I’m at hospital and had my first ever test, it’s a lateral flow one and to be honest my eyes were streaming, it was fucking awful. Nurse said they have to do it twice a week and it’s always painful, always makes their eyes stream. My nose is feeling so sore.

Peace43 · 02/07/2021 16:05

My DD is like this. She is 10. She has massive anxiety about medical procedures. We are waiting on a referral to the dental hospital because she can’t have dental treatment. She just can’t. She tries to be brave but ends up screaming and panicking.

I think your H will make this so much worse. You don’t humiliate your kid for genuine anxiety.

Aberteifi · 02/07/2021 16:21

I had to swab my son 8 in the back of a car it was awful i swear he grew 8 arms and leg he was like an octopus thrashing around and screaming.
I managed to calm him down and he agreed to the swab in the nose.
I have told him i will never do it again and i won't he was terrified.
My Dd is 6 and had the test last month and she was really good and i had no problems.
If my son had not had the test i certainly would not have bullied or picked on him that is awful.

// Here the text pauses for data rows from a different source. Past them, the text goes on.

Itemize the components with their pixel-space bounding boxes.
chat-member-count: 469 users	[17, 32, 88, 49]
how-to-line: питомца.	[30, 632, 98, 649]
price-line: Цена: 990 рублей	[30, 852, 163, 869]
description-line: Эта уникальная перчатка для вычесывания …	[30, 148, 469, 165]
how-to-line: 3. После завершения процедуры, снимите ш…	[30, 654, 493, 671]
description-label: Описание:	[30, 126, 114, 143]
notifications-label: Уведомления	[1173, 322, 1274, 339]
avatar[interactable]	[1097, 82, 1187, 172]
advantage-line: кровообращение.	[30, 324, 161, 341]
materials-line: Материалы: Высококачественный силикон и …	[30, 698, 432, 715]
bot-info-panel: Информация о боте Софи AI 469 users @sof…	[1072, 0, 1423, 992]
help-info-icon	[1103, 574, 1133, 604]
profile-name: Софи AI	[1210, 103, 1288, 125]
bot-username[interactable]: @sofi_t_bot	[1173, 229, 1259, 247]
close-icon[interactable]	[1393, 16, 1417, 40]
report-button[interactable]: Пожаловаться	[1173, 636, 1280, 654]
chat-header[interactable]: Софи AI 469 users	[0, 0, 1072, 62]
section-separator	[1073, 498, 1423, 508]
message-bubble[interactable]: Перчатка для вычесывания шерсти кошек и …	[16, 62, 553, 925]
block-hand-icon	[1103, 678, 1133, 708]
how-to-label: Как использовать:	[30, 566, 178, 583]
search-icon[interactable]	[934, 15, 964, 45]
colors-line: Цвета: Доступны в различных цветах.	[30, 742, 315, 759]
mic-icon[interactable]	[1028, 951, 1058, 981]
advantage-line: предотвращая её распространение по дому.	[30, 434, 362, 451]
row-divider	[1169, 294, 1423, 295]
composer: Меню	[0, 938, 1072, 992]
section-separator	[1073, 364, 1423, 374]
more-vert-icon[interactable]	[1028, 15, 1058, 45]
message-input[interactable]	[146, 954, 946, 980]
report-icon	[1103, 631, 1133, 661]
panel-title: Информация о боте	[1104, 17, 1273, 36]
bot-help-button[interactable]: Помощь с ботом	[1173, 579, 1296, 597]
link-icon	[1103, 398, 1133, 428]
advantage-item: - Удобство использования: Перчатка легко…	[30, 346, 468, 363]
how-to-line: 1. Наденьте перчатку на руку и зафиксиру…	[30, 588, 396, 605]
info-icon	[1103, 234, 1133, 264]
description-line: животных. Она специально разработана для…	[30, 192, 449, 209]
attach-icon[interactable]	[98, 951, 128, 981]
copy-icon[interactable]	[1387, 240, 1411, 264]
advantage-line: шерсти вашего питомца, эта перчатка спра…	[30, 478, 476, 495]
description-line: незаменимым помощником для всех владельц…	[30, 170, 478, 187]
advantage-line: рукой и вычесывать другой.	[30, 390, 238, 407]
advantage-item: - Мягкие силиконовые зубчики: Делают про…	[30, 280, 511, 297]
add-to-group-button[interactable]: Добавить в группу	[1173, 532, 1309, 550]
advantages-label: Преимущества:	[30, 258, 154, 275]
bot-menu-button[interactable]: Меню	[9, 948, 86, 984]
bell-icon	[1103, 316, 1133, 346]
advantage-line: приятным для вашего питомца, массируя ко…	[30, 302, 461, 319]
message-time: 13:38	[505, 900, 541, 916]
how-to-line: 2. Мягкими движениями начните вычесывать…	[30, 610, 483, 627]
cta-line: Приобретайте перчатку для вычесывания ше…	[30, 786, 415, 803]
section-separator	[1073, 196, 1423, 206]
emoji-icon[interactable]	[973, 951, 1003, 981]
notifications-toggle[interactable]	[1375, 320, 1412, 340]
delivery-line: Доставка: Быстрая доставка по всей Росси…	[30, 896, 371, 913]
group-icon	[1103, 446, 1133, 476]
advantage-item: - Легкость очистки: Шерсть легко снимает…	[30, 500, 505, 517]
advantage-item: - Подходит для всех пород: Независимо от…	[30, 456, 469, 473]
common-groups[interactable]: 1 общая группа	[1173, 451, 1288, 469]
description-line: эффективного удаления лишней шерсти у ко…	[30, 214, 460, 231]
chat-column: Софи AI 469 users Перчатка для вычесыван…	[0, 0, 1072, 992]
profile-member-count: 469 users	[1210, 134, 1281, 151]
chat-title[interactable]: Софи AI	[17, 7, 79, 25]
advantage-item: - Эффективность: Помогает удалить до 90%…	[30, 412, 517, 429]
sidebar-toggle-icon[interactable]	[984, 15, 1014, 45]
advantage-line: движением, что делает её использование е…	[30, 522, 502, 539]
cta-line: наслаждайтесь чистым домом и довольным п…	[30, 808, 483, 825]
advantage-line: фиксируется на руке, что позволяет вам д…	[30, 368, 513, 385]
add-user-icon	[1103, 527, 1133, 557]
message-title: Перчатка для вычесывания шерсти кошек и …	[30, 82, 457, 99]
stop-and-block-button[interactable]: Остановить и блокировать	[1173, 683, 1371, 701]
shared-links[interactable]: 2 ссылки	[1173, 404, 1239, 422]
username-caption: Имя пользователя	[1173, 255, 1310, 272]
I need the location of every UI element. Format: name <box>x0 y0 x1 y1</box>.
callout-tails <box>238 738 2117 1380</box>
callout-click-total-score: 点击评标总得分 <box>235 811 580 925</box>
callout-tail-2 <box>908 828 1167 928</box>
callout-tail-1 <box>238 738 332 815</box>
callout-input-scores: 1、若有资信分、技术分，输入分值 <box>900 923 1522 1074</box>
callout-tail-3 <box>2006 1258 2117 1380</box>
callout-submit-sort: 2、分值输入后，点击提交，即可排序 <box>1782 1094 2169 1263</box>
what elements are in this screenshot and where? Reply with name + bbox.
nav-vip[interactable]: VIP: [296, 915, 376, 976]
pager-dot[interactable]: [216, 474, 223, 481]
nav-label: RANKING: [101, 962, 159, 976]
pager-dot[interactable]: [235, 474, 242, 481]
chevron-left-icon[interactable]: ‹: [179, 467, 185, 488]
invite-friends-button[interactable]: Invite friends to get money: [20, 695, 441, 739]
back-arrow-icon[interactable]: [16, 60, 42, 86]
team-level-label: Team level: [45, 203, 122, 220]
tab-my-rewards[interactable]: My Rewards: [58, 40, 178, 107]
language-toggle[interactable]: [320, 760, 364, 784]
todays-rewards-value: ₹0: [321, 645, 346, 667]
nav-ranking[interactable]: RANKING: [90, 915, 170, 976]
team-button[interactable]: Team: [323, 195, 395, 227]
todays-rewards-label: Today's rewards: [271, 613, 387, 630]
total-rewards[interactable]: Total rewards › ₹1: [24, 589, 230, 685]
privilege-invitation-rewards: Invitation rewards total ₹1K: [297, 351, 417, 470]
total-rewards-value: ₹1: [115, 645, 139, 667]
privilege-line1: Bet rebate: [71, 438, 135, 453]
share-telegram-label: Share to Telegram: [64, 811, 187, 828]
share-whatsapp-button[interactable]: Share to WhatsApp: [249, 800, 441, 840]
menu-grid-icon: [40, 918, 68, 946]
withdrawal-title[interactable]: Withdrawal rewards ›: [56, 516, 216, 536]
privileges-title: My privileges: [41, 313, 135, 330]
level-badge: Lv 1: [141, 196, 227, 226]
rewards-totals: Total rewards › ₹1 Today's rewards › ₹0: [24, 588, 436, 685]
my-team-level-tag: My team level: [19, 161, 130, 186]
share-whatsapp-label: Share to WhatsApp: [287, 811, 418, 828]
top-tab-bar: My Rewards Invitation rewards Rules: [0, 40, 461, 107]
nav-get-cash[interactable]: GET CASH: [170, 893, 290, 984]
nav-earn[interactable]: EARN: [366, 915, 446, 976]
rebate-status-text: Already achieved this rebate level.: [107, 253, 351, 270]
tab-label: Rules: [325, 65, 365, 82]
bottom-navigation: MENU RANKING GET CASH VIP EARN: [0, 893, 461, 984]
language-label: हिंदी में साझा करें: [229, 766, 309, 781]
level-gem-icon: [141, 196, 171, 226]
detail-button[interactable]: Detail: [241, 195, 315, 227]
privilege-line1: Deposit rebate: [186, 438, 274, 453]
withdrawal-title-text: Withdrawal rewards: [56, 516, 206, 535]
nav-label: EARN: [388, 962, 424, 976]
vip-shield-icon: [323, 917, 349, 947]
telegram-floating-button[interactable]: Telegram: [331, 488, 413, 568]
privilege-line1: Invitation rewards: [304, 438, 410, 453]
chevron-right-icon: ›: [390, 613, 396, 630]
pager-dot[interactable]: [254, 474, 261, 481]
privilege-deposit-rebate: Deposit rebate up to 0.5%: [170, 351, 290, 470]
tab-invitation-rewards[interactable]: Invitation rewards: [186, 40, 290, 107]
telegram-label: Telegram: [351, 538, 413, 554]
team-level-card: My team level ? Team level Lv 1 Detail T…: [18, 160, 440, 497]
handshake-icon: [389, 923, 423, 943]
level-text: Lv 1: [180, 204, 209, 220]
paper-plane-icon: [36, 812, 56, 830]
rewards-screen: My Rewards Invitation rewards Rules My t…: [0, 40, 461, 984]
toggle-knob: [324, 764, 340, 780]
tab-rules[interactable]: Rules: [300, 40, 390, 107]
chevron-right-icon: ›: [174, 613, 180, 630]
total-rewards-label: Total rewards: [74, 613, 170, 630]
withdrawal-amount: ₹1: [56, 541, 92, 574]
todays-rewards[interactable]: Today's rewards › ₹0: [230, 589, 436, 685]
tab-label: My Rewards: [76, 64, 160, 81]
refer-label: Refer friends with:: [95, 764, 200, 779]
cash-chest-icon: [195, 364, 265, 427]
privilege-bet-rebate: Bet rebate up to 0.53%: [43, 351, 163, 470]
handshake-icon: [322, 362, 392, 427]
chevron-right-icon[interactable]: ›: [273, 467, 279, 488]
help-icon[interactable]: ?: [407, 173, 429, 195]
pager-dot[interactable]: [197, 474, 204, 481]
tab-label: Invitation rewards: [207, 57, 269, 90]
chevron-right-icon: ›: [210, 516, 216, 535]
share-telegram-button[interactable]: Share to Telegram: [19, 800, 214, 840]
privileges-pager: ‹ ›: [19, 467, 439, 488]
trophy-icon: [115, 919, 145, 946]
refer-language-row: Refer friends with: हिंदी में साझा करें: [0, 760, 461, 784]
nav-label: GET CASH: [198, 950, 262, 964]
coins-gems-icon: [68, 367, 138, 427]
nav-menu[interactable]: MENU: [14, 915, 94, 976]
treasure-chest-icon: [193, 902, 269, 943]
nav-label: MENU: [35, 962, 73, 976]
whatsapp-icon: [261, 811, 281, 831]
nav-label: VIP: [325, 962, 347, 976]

nanbread · 02/07/2021 21:39

I would ask your DH what on earth is going on.

If he was willing to apologise to your DD, unconditionally, and then show it in his actions, he can repair the relationship. It sounds like he's usually a good dad.

Dustyhedge · 03/07/2021 13:58

BarbarianMum That’s a good idea actually. Will try and see if she would do it herself next time we need to. She was really funny about the flu nasal spray thing as well so not looking forward to that either. It probably won’t be very accurate if she does it but it wasn’t when she was kicking and screaming and we were trying either.